The General spoke out bravely as ever a soldier can-
“The Army’s proud of your valour; the Regiment’s proud of their man!”
Then across that lonely desert, at the close of the General’s praise,
Came a cheer, then a quick short tremble on the lips of Trooper Hayes.

“Speak out,” said the kindly Colonel, “if you’ve anything, Lad, to say;
Your Queen and your dear old country shall hear what you’ve done to-day!”
But the Trooper gnawed his chin-strap, then sheepishly hung his head:
“Speak out, old chap!” said his comrades. With an effort, at last, he said-

“I came to the front with my pals here, the boys, and the brave old tars,
I’ve fought for my Queen and country, and rode with the Tenth Hussars;
I’m proud of the fine old regiment!”- then the Colonel shook his hand-
“So I’ll ask one single favour from my Queen and my native land!

“There sits by your side on the Staff, Sir, a man we are proud to own!
He was struck down first in the battle, but was never heard to groan;
If I’ve done ought to deserve it,”- then the General smiled “Of course,”-
“Give back to the Tenth their Colonel- the Man on the old White Horse!

“If ever a man bore up, Sir, as a soldier should, with pluck,
And fought with a savage sorrow the demon of cursed ill-luck-
That man he sits beside you! Give us back, with his wounds and scars,
The man who has sorely suffered, and is loved by the Tenth Hussars!”

Then a cheer went up from his comrades, and echoed across the sand,
And was borne on the wings of mercy to the heart of his native land,
Where the Queen in her Throne will hear it, and the Colonel Prince will praise
The words of a simple soldier just uttered by Trooper Hayes.
Let the moralist stoop to mercy, that balm of all souls that live;
For better than all forgetting, is the wonderful word “Forgive!”

The “Man on the old White Horse” was of course General Baker Pasha, who had been dismissed from the British Army in 1875, for allegedly indecently assaulting a young lady in a railway carriage. The appearance of this poem in Punch, which was widely reprinted throughout almost every paper in the country due to the very opportune references to him, did much for his rehabilitation in the last years of his life.

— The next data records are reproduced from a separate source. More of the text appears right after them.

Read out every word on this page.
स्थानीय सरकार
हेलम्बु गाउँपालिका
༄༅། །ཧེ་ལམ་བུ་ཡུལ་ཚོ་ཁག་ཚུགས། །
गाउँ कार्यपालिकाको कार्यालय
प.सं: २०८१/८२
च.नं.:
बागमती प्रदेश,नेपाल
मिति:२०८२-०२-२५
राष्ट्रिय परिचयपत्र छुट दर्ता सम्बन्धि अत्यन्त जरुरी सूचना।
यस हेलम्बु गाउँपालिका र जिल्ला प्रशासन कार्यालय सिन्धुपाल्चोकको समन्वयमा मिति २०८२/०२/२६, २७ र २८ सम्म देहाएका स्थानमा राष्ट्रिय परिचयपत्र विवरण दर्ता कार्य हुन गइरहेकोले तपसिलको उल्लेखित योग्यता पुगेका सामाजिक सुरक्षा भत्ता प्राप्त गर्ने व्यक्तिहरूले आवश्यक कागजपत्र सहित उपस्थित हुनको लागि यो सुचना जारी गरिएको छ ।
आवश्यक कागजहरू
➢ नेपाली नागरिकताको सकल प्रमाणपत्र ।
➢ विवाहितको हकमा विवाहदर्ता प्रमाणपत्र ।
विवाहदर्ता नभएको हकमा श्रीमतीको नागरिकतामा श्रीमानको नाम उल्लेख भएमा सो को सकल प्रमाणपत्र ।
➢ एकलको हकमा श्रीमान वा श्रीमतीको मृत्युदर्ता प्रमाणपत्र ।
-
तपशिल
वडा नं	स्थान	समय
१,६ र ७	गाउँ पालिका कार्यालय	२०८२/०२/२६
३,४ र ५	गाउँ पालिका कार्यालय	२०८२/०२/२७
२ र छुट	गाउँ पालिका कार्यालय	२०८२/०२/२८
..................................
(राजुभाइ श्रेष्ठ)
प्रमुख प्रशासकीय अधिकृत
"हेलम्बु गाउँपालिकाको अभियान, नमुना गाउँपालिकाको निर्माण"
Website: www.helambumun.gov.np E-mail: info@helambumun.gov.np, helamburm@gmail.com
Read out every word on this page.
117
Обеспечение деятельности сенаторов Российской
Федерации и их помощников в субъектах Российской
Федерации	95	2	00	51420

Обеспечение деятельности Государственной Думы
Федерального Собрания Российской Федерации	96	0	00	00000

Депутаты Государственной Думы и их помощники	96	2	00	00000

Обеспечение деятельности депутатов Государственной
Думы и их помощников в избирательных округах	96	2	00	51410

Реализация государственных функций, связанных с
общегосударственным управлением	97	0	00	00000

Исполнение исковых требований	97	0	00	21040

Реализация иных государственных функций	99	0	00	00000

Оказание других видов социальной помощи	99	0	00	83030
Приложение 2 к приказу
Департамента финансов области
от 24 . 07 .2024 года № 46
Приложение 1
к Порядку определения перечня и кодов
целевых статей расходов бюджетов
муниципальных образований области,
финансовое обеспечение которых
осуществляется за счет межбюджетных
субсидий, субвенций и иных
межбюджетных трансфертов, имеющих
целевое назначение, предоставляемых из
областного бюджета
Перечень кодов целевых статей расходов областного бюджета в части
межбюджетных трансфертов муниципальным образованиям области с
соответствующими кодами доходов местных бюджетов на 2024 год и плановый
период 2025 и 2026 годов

The following year, on 13 March 1885, Hayes was personally given the Distinguished Conduct Medal by Queen Victoria at Windsor Castle. It was the only D.C.M. won by the 10th for the battle of El-Teb. Hayes was appointed Lance-Corporal in March 1887 but reverted to Private three months later. He was discharged from the 10th Hussars at his own request on 6 August 1887, on payment of £21. He joined the Scots Guards shortly afterwards as a Musician, for 12 years. He was discharged medically unfit on 21 April 1899, and died sometime in about 1926. The group is sold with two original copies of The Illustrated London News for 15 March and 22 March 1884, both in original dust wrappers and both containing Melton Prior engravings of the battle of El-Teb including the charge of the 10th Hussars.